Il n’y a pas jusqu’aux amulettes et à leurs vertus et propriétés qui n’aient été comprises dans cette restauration. Les bagues, les pièces de monnaie magnétisées, en remplissent les fonctions.

Le somnambulisme a dû naturellement aussi entrer en possession de la petite magie populaire. Beaucoup de tireuses de cartes sont des somnambules et disent la bonne aventure en dormant. Enfin les fous, qui jadis se disaient possédés par le diable, se croient aujourd’hui persécutés par les magnétiseurs. On ne saurait avoir plus de popularité.

Le magnétisme animal n’est pas la seule pseudo-science ni le seul art occulte de notre époque ; il y en a d’autres encore. Nous nommerons seulement la phrénologie, qui ne prospère pas autant que le magnétisme, quoiqu’elle le vaille bien.


Louis Peisse.
  1. Particulièrement ceux de Tentzel (de Medicina diastatica s. magnetica) ; de Maxwel (de Medicina magnetica, 1679) ; de Nicolas de Loques (Traité des vertus magnétiques du sang, 1664) ; de Van-Helmont (de Magnetica vulnerum curatione) ; de Goclenius (Tractatus de magnetica vulnerum curatione) ; du P. Kircher (Magnes, sive de arte magnetica, 1654).
  2. Recherches et Doutes sur le magnétisme animal, 1784, Paris.
  3. Traité du somnambulisme, 1822. Du magnétisme animal en France, etc., Paris, 1826.
  4. On en trouvera le récit complet et détaillé dans l’Histoire académique du magnétisme animal de M. Dubois (d’Amiens) et Burdin jeune.
  5. Le célèbre professeur Orioli, pendant son séjour à Paris, nous a personnellement affirmé la vérité des faits relatifs à cette cataleptique.
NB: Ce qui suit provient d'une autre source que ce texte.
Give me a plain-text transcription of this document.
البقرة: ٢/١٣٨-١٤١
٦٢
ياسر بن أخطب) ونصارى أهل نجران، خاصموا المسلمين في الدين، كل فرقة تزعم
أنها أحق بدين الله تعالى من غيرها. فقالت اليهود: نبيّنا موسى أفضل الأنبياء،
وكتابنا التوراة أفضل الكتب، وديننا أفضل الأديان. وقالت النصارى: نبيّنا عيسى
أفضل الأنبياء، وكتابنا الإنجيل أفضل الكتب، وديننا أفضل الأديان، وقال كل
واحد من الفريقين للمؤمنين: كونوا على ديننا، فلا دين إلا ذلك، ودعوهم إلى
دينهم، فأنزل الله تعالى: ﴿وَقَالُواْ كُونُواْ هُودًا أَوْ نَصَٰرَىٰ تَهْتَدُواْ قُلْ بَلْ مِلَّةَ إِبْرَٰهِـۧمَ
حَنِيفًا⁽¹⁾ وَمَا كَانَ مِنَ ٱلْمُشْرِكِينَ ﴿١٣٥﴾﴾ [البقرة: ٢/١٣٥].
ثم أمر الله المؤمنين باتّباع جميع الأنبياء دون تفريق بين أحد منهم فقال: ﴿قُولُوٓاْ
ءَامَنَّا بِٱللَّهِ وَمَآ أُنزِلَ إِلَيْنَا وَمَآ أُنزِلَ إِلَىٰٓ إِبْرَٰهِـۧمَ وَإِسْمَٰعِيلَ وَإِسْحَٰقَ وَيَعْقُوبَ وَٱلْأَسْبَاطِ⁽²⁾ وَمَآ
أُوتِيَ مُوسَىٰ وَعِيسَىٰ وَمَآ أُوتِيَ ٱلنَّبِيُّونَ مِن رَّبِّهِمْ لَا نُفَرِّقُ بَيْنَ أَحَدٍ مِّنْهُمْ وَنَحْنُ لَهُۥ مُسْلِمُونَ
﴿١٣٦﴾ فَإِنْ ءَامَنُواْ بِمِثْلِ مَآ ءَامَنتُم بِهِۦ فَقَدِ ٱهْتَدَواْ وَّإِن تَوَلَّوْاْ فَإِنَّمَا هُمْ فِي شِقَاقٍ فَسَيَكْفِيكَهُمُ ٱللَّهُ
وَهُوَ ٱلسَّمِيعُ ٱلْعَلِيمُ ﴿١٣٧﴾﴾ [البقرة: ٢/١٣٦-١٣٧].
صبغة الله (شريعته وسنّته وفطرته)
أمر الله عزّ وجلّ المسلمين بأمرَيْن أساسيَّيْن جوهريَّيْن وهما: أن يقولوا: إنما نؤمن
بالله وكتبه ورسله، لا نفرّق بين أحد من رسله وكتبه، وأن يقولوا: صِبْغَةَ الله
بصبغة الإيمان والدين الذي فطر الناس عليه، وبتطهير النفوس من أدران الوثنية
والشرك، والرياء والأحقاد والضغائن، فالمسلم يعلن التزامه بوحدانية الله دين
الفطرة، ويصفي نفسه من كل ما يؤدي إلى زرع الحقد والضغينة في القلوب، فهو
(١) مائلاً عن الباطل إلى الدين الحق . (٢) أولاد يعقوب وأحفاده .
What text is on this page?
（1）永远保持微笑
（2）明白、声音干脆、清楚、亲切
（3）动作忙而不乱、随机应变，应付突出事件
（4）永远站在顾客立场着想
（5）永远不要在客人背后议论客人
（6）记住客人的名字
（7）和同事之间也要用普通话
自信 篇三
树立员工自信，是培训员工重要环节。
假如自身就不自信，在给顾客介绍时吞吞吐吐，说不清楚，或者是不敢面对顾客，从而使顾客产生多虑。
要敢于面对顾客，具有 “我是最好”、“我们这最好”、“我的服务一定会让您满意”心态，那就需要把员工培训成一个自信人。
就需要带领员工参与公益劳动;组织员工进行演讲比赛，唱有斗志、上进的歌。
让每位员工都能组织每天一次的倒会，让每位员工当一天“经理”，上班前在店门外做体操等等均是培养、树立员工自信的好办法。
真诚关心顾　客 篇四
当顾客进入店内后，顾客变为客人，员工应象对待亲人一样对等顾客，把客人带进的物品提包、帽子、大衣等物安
Entre autres prodiges, elle lut deux vers latins qu’il avait écrits chez lui avant de sortir de sa chambre, sur un morceau de papier, dont il n’avait fait part à personne, et resté ployé dans sa poche.
  6. C’est le système uniforme développé dans un livre, d’ailleurs curieux, ingénieux et savant de M. Eusèbe Salverte. (Des Sciences occultes. Paris, 1829. in-8o.)